Question

1. the drama club is running a lemonade stand to raise money for its new production. a local grocery store donated cans of lemonade and bottles of water. cans of lemonade sell for $2 each and bottles of water sell for $1.50 each. the club needs to raise at least $500 to cover the cost of renting costumes. the students can accept a maximum of 360 cans and bottles.

part a. let x represents the number of cans of lemonade and y represents the number of bottles of water. write a system of inequalities that can be used to represent this situation.

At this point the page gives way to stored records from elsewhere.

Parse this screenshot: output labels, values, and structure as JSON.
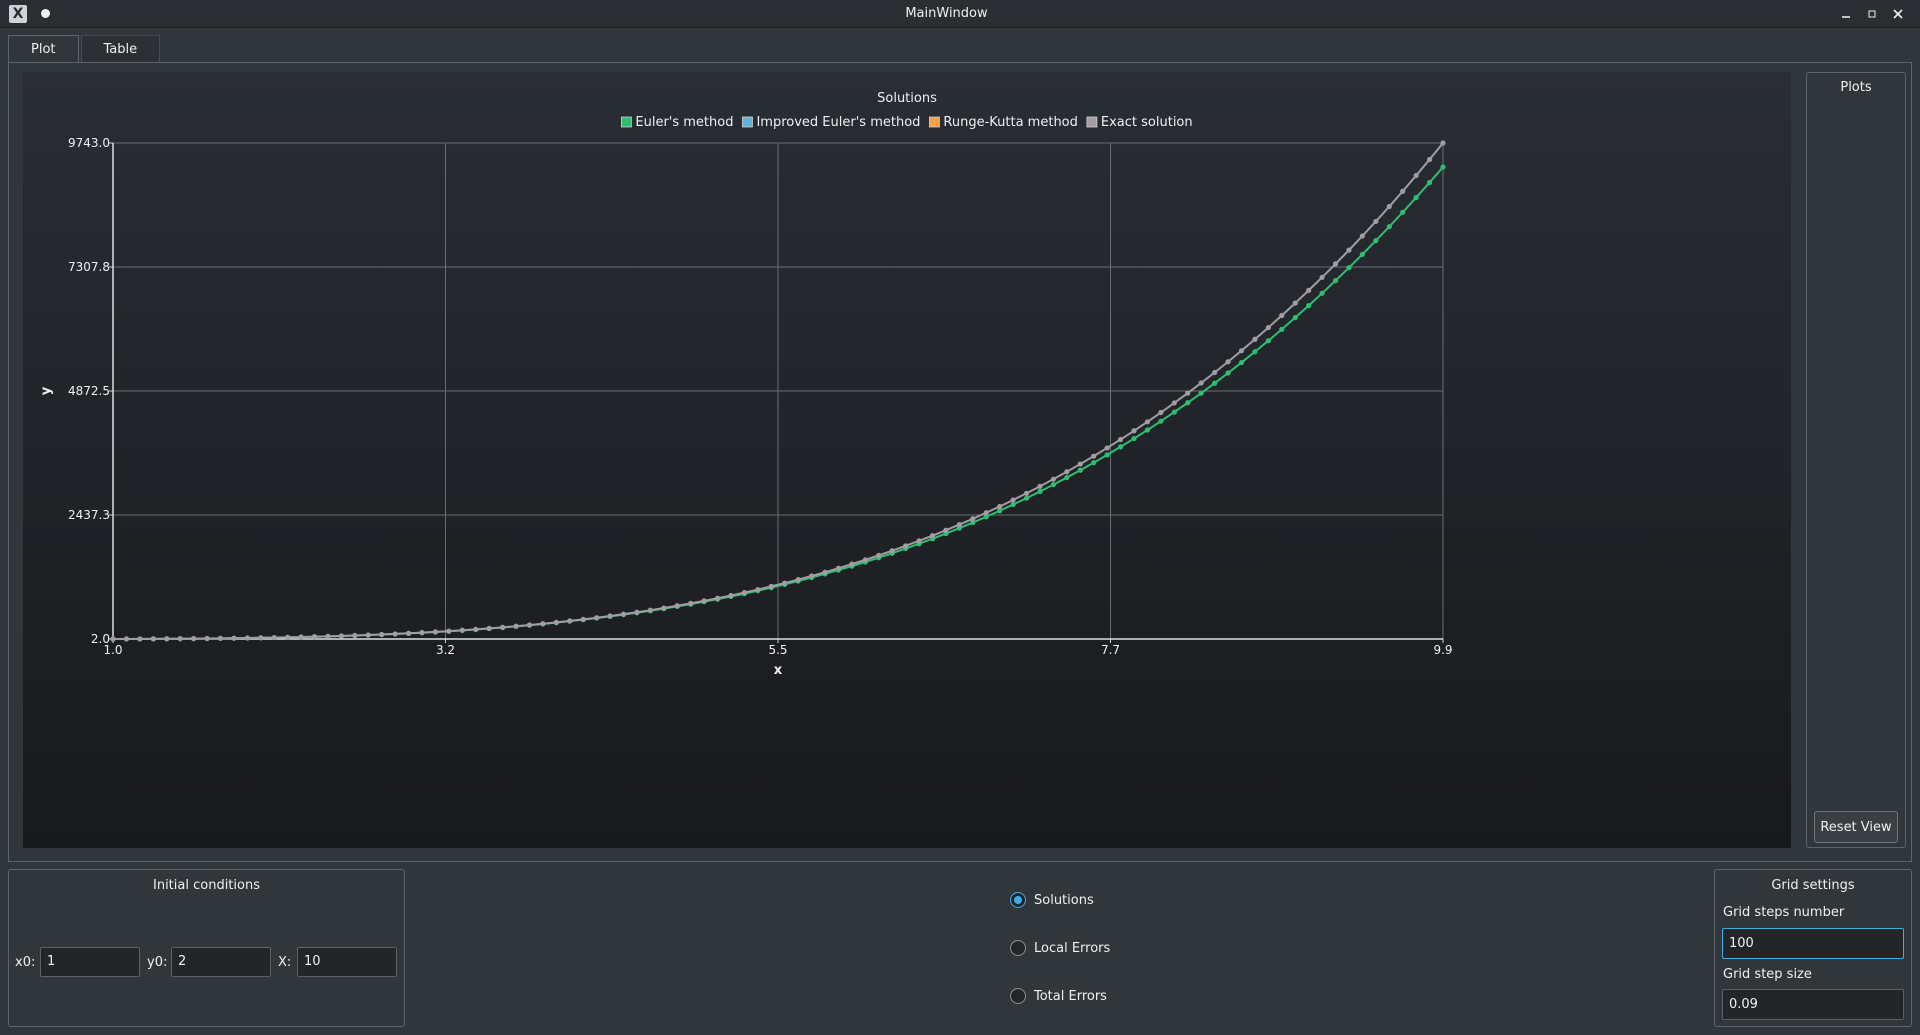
{
  "window": {
    "title": "MainWindow"
  },
  "tabs": [
    {
      "label": "Plot",
      "active": true
    },
    {
      "label": "Table",
      "active": false
    }
  ],
  "plots_panel": {
    "title": "Plots",
    "reset_label": "Reset View"
  },
  "initial_conditions": {
    "title": "Initial conditions",
    "x0_label": "x0:",
    "x0_value": "1",
    "y0_label": "y0:",
    "y0_value": "2",
    "X_label": "X:",
    "X_value": "10"
  },
  "mode": {
    "options": [
      {
        "label": "Solutions",
        "checked": true
      },
      {
        "label": "Local Errors",
        "checked": false
      },
      {
        "label": "Total Errors",
        "checked": false
      }
    ]
  },
  "grid_settings": {
    "title": "Grid settings",
    "steps_label": "Grid steps number",
    "steps_value": "100",
    "size_label": "Grid step size",
    "size_value": "0.09"
  },
  "chart_data": {
    "type": "line",
    "title": "Solutions",
    "xlabel": "x",
    "ylabel": "y",
    "xlim": [
      1.0,
      9.9
    ],
    "ylim": [
      2.0,
      9743.0
    ],
    "x_ticks": [
      "1.0",
      "3.2",
      "5.5",
      "7.7",
      "9.9"
    ],
    "y_ticks": [
      "2.0",
      "2437.3",
      "4872.5",
      "7307.8",
      "9743.0"
    ],
    "grid": true,
    "legend_position": "top-center",
    "x_start": 1.0,
    "x_step": 0.09,
    "n_points": 100,
    "series": [
      {
        "name": "Euler's method",
        "color": "#2fbf71",
        "visible": true,
        "end_value": 9270
      },
      {
        "name": "Improved Euler's method",
        "color": "#5fb3d6",
        "visible": false
      },
      {
        "name": "Runge-Kutta method",
        "color": "#f0a14a",
        "visible": false
      },
      {
        "name": "Exact solution",
        "color": "#a19da3",
        "visible": true,
        "end_value": 9743
      }
    ]
  }
}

part b. the club sells 144 cans of lemonade. what is the least number of bottles of water that must be sold to cover the cost of renting costumes? justify your answer.

Explanation:

Step1: Define total item limit

The total number of cans and bottles cannot exceed 360.
$x + y \leq 360$

Step2: Define fundraising minimum

Total revenue must be at least $500.
$2x + 1.5y \geq 500$

Step3: Define non-negative constraints

Quantities cannot be negative.
$x \geq 0, \, y \geq 0$

Step4: Substitute x=144 for Part B

Plug $x=144$ into revenue inequality.
$2(144) + 1.5y \geq 500$

Step5: Calculate fixed revenue

Compute revenue from lemonade cans.
$288 + 1.5y \geq 500$

Step6: Isolate y term

Subtract 288 from both sides.
$1.5y \geq 500 - 288$
$1.5y \geq 212$

Step7: Solve for y

Divide both sides by 1.5, round up.
$y \geq \frac{212}{1.5} \approx 141.33$
Since partial bottles can't be sold, $y=142$.

Answer:

Part A:

The system of inequalities is:
$x + y \leq 360$
$2x + 1.5y \geq 500$
$x \geq 0, \, y \geq 0$

Part B:

The least number of bottles of water that must be sold is 142. When 144 cans are sold, they generate $288 in revenue. To reach the $500 minimum, $212 more is needed. Dividing $212 by $1.50 per bottle gives approximately 141.33, so 142 full bottles are required to meet or exceed the fundraising goal.